The most common problem with the vacuum sensor (aka MAP sensor) is that it leaks (will not hold a vacuum). Does your's moan, groan or whistle? If so it is likely leaking. BTW, be sure you are sitting down when you check the price of a new vacuum sensor...
 

·
Administrator
Joined
·
16,405 Posts
...how do I get from the black wire on the switch to the starter solenoid to the voilet wire going to the ecu? They have to connect somehow, am I thinking about this right? Does the voilet wire splice into the black wire?
Yes, up under the dash next to the stering column you should find where a short cable exits the column surround. It has two connectors, one with two wires (a third spade connector is not used), the other with one wire. The violet wire splices in where the black wire connects to the short harness from the ignition switch.

If your model Spider has the knee bolsters they may be somewhat in the way. But that is where the purple & black connect.
 

·
Registered
Joined
·
1,426 Posts
Discussion Starter #14
Ahh!!! That is what I was looking for, someone (PO) installed a serious stereo and they spliced wires all under the dash, I have been slowly putting them back to normal as I find them, I replaced the switch, so I should be able to find this, I was not sure if I needed to start looking at the fuse box or under the hood.
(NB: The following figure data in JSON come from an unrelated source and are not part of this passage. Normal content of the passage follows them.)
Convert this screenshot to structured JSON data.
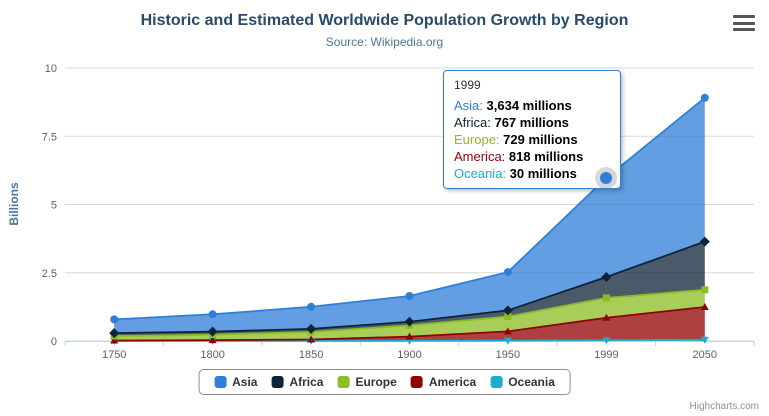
{
  "chart": {
    "title": "Historic and Estimated Worldwide Population Growth by Region",
    "subtitle": "Source: Wikipedia.org",
    "credits": "Highcharts.com"
  },
  "chart_data": {
    "type": "area",
    "stacking": "normal",
    "title": "Historic and Estimated Worldwide Population Growth by Region",
    "subtitle": "Source: Wikipedia.org",
    "categories": [
      "1750",
      "1800",
      "1850",
      "1900",
      "1950",
      "1999",
      "2050"
    ],
    "series": [
      {
        "name": "Asia",
        "color": "#2f7ed8",
        "marker": "circle",
        "values": [
          502,
          635,
          809,
          947,
          1402,
          3634,
          5268
        ]
      },
      {
        "name": "Africa",
        "color": "#0d233a",
        "marker": "diamond",
        "values": [
          106,
          107,
          111,
          133,
          221,
          767,
          1766
        ]
      },
      {
        "name": "Europe",
        "color": "#8bbc21",
        "marker": "square",
        "values": [
          163,
          203,
          276,
          408,
          547,
          729,
          628
        ]
      },
      {
        "name": "America",
        "color": "#910000",
        "marker": "triangle",
        "values": [
          18,
          31,
          54,
          156,
          339,
          818,
          1201
        ]
      },
      {
        "name": "Oceania",
        "color": "#1aadce",
        "marker": "triangle-down",
        "values": [
          2,
          2,
          2,
          6,
          13,
          30,
          46
        ]
      }
    ],
    "values_unit": "millions",
    "xlabel": "",
    "ylabel": "Billions",
    "yticks": [
      0,
      2.5,
      5,
      7.5,
      10
    ],
    "ylim": [
      0,
      10
    ],
    "grid": true,
    "legend_position": "bottom",
    "hover": {
      "series": "Asia",
      "category": "1999"
    }
  },
  "tooltip": {
    "header": "1999",
    "border_color": "#2f7ed8",
    "rows": [
      {
        "name": "Asia",
        "color": "#2f7ed8",
        "value": "3,634 millions"
      },
      {
        "name": "Africa",
        "color": "#0d233a",
        "value": "767 millions"
      },
      {
        "name": "Europe",
        "color": "#8bbc21",
        "value": "729 millions"
      },
      {
        "name": "America",
        "color": "#910000",
        "value": "818 millions"
      },
      {
        "name": "Oceania",
        "color": "#1aadce",
        "value": "30 millions"
      }
    ]
  },
  "colors": {
    "title": "#274b6d",
    "subtitle": "#4d759e",
    "axis_label": "#606060",
    "gridline": "#d8d8d8",
    "axis_line": "#c0d0e0",
    "credits": "#909090"
  }
}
Thanks again!! After work, all these test will be checked and I will let you now what I find!!!
 

·
Trained (ex)Professional, , 1953-2018 RIP,
Joined
·
16,232 Posts
Sam,
The diagram in post #9 has an error in that the violet wire should connect to the ignition switch connector in location #1 (wire #50), NOT #2 (wire 15/54). The diagram has since been revised to correct this error.

If the violet start signal wire on your 89 is like the 86-88 Spiders, this wire does not go directly to the ECU. It first makes a stop at terminal 87b of relay N10 (interior light timer) then makes it's way to connector G121 located behind the glovebox where it then splits 5 ways; one each to the ignition & fuel ECUs, one to the Thermo Time Switch (TTS), one to the Cold Start Injector (CSI) and the fifth goes to terminal #50 of the drive relay (to energize the fuel pumps during cranking). Since this is from memory, I'll check the diagrams this evening to be certain.
If you'd like the diagrams for an 88 Spider (if not seen Alfa published diagrams for an 89), please PM me your email address.
 

·
Registered
Joined
·
1,426 Posts
Discussion Starter #16
Thanks Jim, corrections noted! I sent you a PM, but I will keep the thread going for the benfits of others who might follow.

I think my '89 is an early one, I have the L-Jet fuel system. Is the N10 relay in the fuse box? My interior lights don't turn on unless you do it manually, so it is worth looking at that too. The G121 connector, when you say it is behind the glove box, can I get to from under the dash, or am I going to have to pull the glove box out again like I did when the cowl drain hose split?
 

·
1966-2013
Joined
·
13,741 Posts
Is the N10 relay in the fuse box?
Yes.

My interior lights don't turn on unless you do it manually, so it is worth looking at that too.
Before getting all happy about trying to find the all but unobtanium, and horrifically expensive if you do find one, you might wanna check/clean the contacts at the doors and make sure that the lamp housings are actually wired correctly as the lamps can indeed be mis-wired and still work as you describe. (door switches are just grounds, or rather contacts that engage ground when the door(s) are opened)
 

·
Registered
Joined
·
1,426 Posts
Discussion Starter #18
OK, I went through all the test and everything came back A-OK, so I guess I have a dead ignition ECU... Anybody got a Bosch 0-227-400-003 for sale?
 

·
Registered
Joined
·
1,426 Posts
Discussion Starter #20
Anybody have a picture of a series 3 fuse box? I looked at mine and I have a normal silver realy where the linterior lights timer is supposed to be, I am guessing that the longer black relay next to it is the interior light timer, but given that one is out of place, I want to make sure the others are correct... ([email protected] POs!!!!)